Well, and tomorrow will be better. Just... in small increments. But small increments do add up.
a day off to consider the next day
So I'm not at derby tonight. It seemed unwise to skate six days out of the seven in a week culminating in a bout. "I'm saving myself for my Bombshells this week," I said, "'cause that's who I'm going to be on the track with this Saturday." Then, having decided to take the night off from All Stars practice, I promptly used that as an excuse to take the afternoon off from writing. Which means another late night trying to get all my hours in. I'm so smart, y'all.
Late or not, I am writing.
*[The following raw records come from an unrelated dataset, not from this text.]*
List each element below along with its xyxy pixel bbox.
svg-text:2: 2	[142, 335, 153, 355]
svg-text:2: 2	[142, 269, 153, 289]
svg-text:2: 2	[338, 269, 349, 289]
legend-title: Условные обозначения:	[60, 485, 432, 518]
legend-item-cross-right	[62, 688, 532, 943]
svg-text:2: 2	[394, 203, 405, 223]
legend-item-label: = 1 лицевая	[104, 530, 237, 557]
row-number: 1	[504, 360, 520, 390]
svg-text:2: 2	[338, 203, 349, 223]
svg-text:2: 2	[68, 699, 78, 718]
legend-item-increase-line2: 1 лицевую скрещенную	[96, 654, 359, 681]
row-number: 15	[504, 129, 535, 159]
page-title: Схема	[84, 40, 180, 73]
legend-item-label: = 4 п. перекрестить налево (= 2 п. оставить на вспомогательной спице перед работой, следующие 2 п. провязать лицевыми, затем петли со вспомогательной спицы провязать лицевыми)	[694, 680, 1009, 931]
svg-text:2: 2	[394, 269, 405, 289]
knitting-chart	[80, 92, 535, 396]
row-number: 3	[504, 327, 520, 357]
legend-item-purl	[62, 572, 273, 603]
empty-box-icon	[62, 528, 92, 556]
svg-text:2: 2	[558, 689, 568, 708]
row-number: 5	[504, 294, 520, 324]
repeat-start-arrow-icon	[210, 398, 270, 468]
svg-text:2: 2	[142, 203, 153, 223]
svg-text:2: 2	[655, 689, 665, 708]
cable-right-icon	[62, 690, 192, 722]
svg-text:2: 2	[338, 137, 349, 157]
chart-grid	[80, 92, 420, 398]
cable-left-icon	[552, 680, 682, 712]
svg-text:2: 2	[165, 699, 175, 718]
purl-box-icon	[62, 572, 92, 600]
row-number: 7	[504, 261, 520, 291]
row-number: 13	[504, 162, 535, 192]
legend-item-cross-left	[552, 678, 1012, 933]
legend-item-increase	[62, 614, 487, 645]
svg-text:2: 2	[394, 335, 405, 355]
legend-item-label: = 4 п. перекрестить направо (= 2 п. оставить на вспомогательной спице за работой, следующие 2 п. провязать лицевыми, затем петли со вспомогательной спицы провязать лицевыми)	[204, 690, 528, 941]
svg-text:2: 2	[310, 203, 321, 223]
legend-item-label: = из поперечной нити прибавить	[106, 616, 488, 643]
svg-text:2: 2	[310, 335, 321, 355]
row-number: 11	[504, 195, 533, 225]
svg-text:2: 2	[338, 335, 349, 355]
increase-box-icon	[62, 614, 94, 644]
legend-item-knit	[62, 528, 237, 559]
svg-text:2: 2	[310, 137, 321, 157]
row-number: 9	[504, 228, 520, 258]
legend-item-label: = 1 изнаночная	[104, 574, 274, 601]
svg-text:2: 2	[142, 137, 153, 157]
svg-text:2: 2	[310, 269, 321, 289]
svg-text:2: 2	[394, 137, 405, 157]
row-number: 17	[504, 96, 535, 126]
Did all my daily gottas. Now I'm contemplating my next fiction project. This is not as easy as it sounds. When I'm in the middle of a project, it is my whole life. I am eating, breathing, sleeping it, and when I'm not, I'm feeling guilty about it. I never seem to think, "When I'm done this, I'll do that." No, instead I think, "THIS IS MY LIFE NOW." Then it's over, the story's finished and submitted, and I don't really know what to do with myself anymore.
I think I want to write something new, rather than digging something out of the revision queue and working on it. I mean, I have plenty of stories languishing in the revision queue, but I sort of need to remind myself I can write new stories.
Good thing I have this daily freewriting habit. Plenty of potential there. Every day, theoretically, I open up my "Daily Writing Idea" Scrivener project and create a new file, pull up a writing prompt or three, and fire away at that blank page for 25 minutes. Sometimes it's just 25 minutes of playing scales on the keyboard, but sometimes it turns out to be more. If I feel like I might want to come back and explore the story idea further, I slap a "to-do" status marker on the file to make it easier to dig up later. Later, as in, when I'm looking for an idea for a brand new story to write. Like now.
So the plan is, run a search on the "to-do" status marker, browse the results, see what nibbles. Start work on whatever that is tomorrow.
It's a good plan. Let's see if I can manage to stick to it.